猫目先輩の甘い眼差し


まだこっちに話は回ってきてないからいいものの……他のクラスの人に話してる可能性もあるよね。特に、同じ動物部の人には。

なので、今日みんなの前で、堂々と振る舞わないかと提案されたのだ。



「月香ちゃんも参加するの?」

「ううん。私はカラオケ大会の応援に行くの。笹森くんが出るみたいだから」

「そうなんだ」



月香ちゃんは、新体育館で行われるカラオケ大会を観に行くんだそう。


単独行動は嫌いじゃないけど、交際が知られた今、独りぼっちはちょっぴり不安。

先輩達に、「なんであんな人が彼女なの?」って悪口言われないかが心配だな……。



1階に下りて中庭に入ると、上で見た時以上に人がゾロゾロ。

お昼時というのもあるが、ここにはおにぎりやパンなど、ご飯系のお店が多いからだろう。



「うわぁ、多いねぇ。
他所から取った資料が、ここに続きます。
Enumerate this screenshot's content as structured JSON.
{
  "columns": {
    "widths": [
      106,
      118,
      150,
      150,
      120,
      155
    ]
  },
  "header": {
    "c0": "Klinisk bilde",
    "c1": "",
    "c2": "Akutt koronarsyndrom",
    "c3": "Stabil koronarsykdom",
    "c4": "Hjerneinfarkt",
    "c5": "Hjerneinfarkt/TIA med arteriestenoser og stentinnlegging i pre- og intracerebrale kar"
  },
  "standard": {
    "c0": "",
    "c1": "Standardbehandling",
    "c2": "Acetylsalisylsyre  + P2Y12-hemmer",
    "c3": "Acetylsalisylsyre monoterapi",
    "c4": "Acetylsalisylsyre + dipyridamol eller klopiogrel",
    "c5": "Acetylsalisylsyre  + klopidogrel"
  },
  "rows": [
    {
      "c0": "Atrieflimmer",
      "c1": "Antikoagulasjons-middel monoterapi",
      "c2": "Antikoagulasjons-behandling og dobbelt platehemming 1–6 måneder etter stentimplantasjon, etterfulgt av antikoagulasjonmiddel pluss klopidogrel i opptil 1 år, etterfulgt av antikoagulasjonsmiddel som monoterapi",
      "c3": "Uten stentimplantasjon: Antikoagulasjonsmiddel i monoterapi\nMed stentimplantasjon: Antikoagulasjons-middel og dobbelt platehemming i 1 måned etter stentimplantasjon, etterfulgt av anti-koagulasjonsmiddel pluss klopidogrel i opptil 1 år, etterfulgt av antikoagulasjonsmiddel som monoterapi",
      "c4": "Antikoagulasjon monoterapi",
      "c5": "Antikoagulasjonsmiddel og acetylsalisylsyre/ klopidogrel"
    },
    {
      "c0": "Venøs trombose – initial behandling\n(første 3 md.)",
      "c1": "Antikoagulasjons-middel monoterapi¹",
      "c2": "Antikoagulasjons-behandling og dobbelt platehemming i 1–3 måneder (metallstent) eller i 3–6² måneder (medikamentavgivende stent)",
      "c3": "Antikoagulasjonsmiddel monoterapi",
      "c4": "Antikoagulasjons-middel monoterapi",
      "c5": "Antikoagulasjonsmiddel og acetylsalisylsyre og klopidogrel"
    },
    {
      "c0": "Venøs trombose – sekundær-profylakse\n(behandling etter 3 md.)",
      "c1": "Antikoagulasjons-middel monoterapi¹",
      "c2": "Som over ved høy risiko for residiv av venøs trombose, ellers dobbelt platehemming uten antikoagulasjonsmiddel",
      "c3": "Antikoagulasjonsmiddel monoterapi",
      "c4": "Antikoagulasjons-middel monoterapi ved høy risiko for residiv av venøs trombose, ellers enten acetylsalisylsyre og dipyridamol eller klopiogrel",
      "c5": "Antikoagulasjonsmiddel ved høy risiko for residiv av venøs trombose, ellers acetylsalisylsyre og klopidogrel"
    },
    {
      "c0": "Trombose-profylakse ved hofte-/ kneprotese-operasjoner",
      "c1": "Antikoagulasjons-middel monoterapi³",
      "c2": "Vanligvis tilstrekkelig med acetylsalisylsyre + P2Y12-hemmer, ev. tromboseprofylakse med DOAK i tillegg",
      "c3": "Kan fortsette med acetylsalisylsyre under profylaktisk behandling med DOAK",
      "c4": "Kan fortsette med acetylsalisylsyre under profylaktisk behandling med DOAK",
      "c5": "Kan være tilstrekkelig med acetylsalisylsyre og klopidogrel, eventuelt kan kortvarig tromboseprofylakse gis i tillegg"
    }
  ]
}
二手に分かれて並ぶ?」

「そのほうがいいね」



月香ちゃんの提案を受け入れ、私は唐揚げを、月香ちゃんはサンドイッチを買いに行くことに。

最後尾の看板を探して列に並び、お金を準備する。


──チャリンチャリン。


しまった。落としちゃった。

でも、せっかく並んだこの行列を抜け出すのは……。